Different layers of the stack can be multi-tenant vs single-tenant. For example, you might have a single-tenant database architecture wherein each tenant has their own database instance, but a single application instance that processes multiple tenants’ data. Or you might have fully separate application instances as well. Other things to consider here are logs, metrics, analytics – are these resources shared across tenants? Should it be possible for a data analyst to see data from different tenants in the same query?

Single- vs multi-deploy

There is a separate dimension of “single-deploy” vs “multi-deploy”.

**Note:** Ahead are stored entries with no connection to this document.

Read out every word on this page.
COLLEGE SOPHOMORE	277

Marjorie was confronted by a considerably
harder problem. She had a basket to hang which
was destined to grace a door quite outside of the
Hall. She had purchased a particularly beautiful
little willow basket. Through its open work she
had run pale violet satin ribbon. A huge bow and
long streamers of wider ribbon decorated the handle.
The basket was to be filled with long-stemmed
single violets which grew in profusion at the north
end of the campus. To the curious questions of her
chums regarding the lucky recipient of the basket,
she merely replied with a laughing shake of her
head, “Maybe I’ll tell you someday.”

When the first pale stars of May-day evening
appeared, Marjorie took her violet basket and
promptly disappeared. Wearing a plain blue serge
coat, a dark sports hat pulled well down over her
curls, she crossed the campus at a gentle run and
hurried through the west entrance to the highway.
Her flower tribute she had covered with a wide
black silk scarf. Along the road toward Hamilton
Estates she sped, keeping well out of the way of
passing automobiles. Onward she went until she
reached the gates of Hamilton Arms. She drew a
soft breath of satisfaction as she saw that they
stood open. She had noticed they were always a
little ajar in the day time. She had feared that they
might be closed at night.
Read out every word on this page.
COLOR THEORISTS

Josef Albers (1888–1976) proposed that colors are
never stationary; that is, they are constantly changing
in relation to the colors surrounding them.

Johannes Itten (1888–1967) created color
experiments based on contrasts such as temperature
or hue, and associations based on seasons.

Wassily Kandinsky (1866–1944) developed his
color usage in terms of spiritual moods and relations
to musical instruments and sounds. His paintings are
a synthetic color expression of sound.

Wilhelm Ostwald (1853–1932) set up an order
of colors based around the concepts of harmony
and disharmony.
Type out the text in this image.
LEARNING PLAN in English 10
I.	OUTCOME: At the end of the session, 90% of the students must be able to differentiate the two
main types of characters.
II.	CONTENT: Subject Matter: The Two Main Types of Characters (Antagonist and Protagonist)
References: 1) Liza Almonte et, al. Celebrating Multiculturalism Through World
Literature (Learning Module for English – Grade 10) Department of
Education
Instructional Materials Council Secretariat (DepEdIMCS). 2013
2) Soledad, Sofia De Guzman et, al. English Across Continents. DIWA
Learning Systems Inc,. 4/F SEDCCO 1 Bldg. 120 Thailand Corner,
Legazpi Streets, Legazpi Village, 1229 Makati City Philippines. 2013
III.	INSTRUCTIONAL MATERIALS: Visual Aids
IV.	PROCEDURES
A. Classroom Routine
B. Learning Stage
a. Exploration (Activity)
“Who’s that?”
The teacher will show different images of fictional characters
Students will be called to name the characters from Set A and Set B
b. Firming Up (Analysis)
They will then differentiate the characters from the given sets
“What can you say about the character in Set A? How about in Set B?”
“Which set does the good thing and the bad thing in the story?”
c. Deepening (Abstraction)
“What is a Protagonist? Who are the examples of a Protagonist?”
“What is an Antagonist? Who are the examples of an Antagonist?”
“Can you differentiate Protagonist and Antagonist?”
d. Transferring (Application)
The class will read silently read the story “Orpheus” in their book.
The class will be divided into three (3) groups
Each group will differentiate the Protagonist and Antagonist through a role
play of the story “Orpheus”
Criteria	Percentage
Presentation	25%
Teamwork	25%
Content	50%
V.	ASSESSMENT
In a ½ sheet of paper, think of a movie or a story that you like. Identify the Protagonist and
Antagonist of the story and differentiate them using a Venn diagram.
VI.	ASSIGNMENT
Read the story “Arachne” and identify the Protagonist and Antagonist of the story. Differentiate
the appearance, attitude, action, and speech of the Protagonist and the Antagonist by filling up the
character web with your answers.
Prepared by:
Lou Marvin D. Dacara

A single-tenant, multi-deploy system is deployed multiple times to support multiple tenants, each with their own deployment. From a customer interaction perspective, a “single-tenant, multi-deploy” application might behave the same as a “multi-tenant, single-deploy” application. To the customer it feels like they have their own silo-ed version of the app. The difference is in the implementation, but for some enterprise clients, this separation of data is important.

A single-tenant, single-deploy system is a system in which there is really only one top-level data owner. The data owner may grant some data access controls to users of their application instance, but to a lesser degree than “full ownership”.

Examples

Single-tenant, single-deploy

I consider Facebook, LinkedIn, and Twitter to be single-tenant, single-deploy systems. These systems are operating against one giant pool of shared data. They offer users privacy control within the single tenant, but ultimately the data is “owned” by the social networks. The expectation when data is uploaded to these networks is that is visible to other users. This is very different than a SaaS product like Turbotax.

Single-tenant, multi-deploy

Drata uses a single-tenant database architecture, likely with a multi-tenant application instance. I know this only because they advertise their implementation on their about page. Functionally it looks the same as a multi-tenant, single-deploy architecture.

Multi-tenant, single-deploy

Slack is a multi-tenant, single-instance system. When a company signs up for Slack, they get their own isolated “instance” of Slack with their own channels and messages. In Slack, the “#general” channel for Company Foo is separate from the “#general” channel for Company Bar, and each company retains ownership of their data. Other multi-tenant SaaS products include Quickbooks, Stripe, AWS, Oracle TMS, SAP TMS, Google Enterprise. Almost all enterprise SaaS products support multiple tenants.

Logistics domain

The logistics domain is interesting because customers typically want systems with some sharing capabilities (like LinkedIn) but also retain strict isolation and ownership of other data (like AWS).